The North Ridge, a classic climb and the easiest route to reach the summit, offers advanced scrambling on sometimes loose rock, with short sections of fifth-class climbing. Located on the Great Divide, the 3,618-metre pyramid of grey limestone is the seventh highest peak in the Canadian Rockies and the highest mountain in the Southern Rockies. Assiniboine rises nearly 1,525 metres above Lake Magog. From the campground near the lake, you begin by hiking, then you scramble via a headwall, then up snow slopes to get to the moraine where the Hind Hut serves as an alpine refuge. Higher up, you face the ridge. Nine hundred metres to the summit. Not too difficult if the rock is free of ice and snow and if you don't get off route.

In human parlance, mountains quickly become a litany of facts. Oh but, there is more to them than statistics. We first saw the peak from the Sunshine Meadows, shortly after arriving in Calgary from the Far East. Over the years and from many vantage points, while hiking, scrambling, climbing, we kept seeing its distinctive shape profiled in the distance among many peaks. Mount Assiniboine, beckoning. Seventh highest peak, as in a lucky number, perhaps. Rising on the Great Divide, as metaphor for what our life together had never been. Spanning decades, our relationship is defined by movement and an indefatigable avoidance of the commonplace. We never have climbed the mountain.

AT A CROSSROADS

Our desire to climb Assiniboine now is not a race against time. Time that is left to us. Neither is it another exercise in checking off yet another peak. This is an adjustment. Earlier this summer, we reached two milestones. We both turned sixty-five (to say we celebrated our birthdays would be a hyperbole) and we counted forty years together.

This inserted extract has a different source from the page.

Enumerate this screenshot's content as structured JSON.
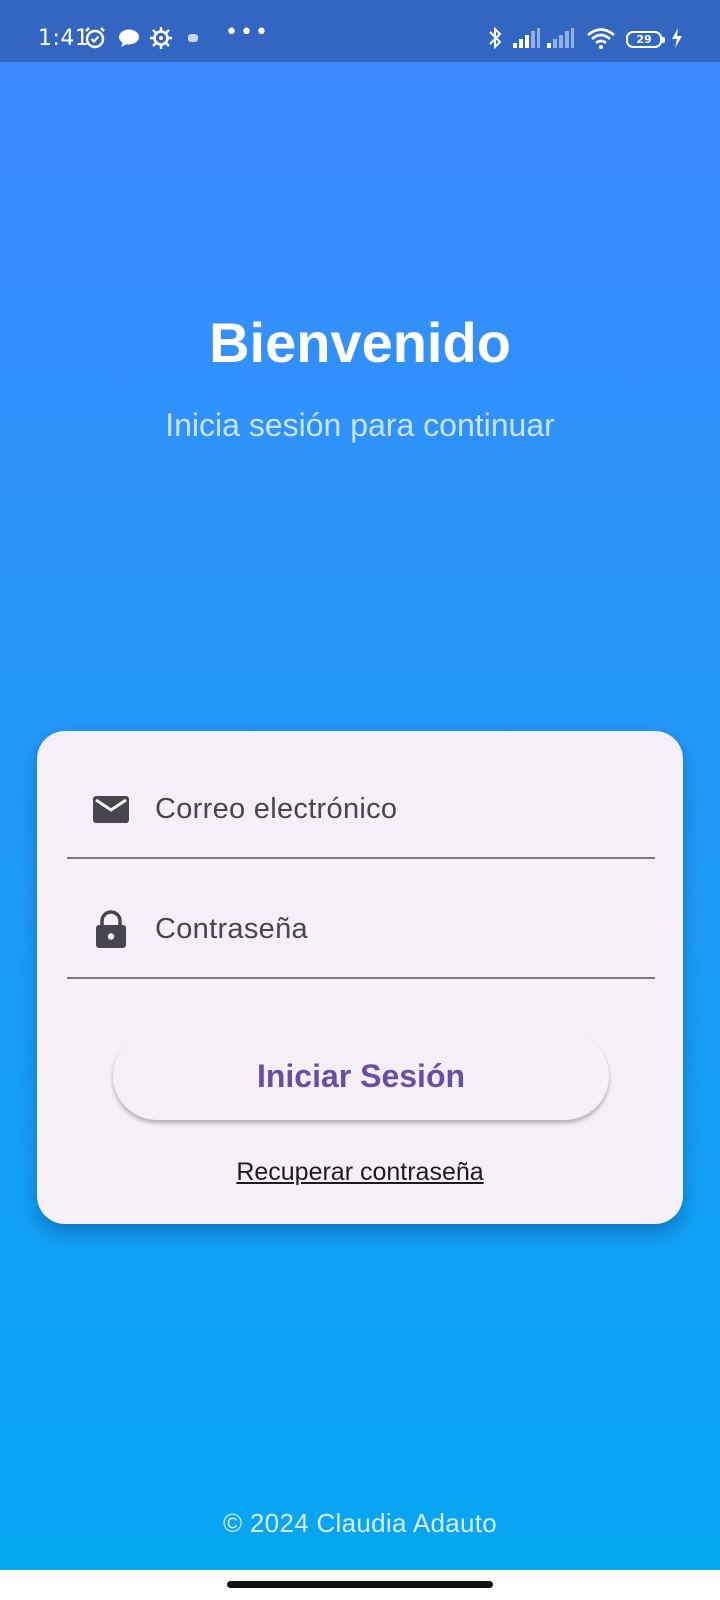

GIANNA: Five years ago, might as well be five weeks ago, we turned sixty. I was flabbergasted how fast we reached that number. Took to my bed, remember?

GREGOR: Taking to your bed, you might as well take to your grave.

GIANNA: We are officially
senior
citizens. Senior! The age of the walker.

Our adjustment of what we've postponed for too long. As in putting one's affairs in order before the Big Vanishing Act.

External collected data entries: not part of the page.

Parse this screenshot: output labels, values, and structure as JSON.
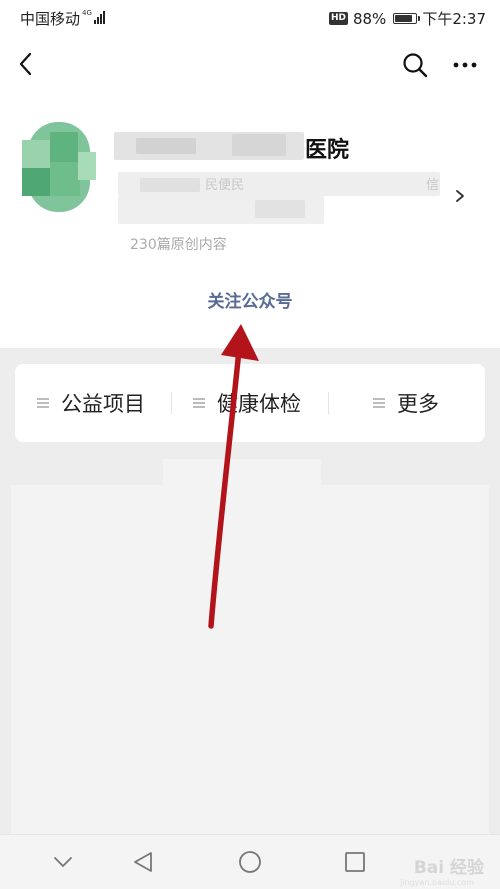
{
  "status_bar": {
    "carrier": "中国移动",
    "network": "4G",
    "battery": "88%",
    "battery_level": 0.88,
    "time": "下午2:37",
    "hd_badge": "HD"
  },
  "nav": {
    "back_icon": "back-chevron-icon",
    "search_icon": "search-icon",
    "more_icon": "more-dots-icon"
  },
  "profile": {
    "account_name_visible": "医院",
    "desc_fragment_1": "民便民",
    "desc_fragment_2": "信",
    "article_count": "230篇原创内容",
    "follow_label": "关注公众号",
    "chevron_icon": "chevron-right-icon"
  },
  "menu": {
    "items": [
      {
        "label": "公益项目",
        "icon": "menu-lines-icon"
      },
      {
        "label": "健康体检",
        "icon": "menu-lines-icon"
      },
      {
        "label": "更多",
        "icon": "menu-lines-icon"
      }
    ]
  },
  "system_nav": {
    "down_icon": "collapse-chevron-icon",
    "back_icon": "back-triangle-icon",
    "home_icon": "home-circle-icon",
    "recent_icon": "recent-square-icon"
  },
  "watermark": {
    "brand": "Bai 经验",
    "url": "jingyan.baidu.com"
  },
  "colors": {
    "link": "#576b95",
    "annotation_arrow": "#b3141c",
    "page_bg": "#ededed"
  }
}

We are here now. At long last. Early August, the height of summer in this region of earth. The closest we've ever been to the peak. An adjustment for all the times we couldn't make it. For all the interruptions and interferences from work, life, the weather. Why do we persist in thinking that, if we don't make the summit tomorrow, there will be no take two? As it happens so often with mountains, we try and if we have to bail, we try again. Now though, we have to do it right the first time.

Without the forest fires, this campground near Lake Magog would be filled with hikers and climbers. And so would the nearby Naiset Cabins. And not a few well-to-do climbers from Europe or the States or Japan or China would be staying at the swanky lodge and would hire the services of a personal guide. The fires burning hectares of prime forest in Alberta and British Columbia are our chance of making it without the crowd. Apart from those fires, this summer has been a rare season of nothing but high pressure.

Contemplating the North Ridge, we don't admit it, but we are experiencing a bit of stage fright. At sixty-five, our bones and sinews are not what they used to be. To say nothing of our increasing slowness. We no longer have the energy of even a decade ago. And the loss of physical strength is exponential. The faster we lose it, the faster we will lose it. And mindset too is a factor. Of late, we have been noticing a drop in our mental resolve. Waning, our love of extravagance. Without it to boost stamina, the smallest change in the complex alignment of stable weather, good mountain conditions and minimal human traffic risks turning us around. Neither one of us will be the first one to suggest it. But it will come. With little resistance, we will pack our bags and decamp. We and the mountains, at a crossroads.

REHEARSAL WITH THE INSECT PEOPLE

The evening before departure, we opened a bottle of wine. The street light was casting a bright glow on the kitchen table. Felt as if we were on stage. Assiniboine very much on our minds.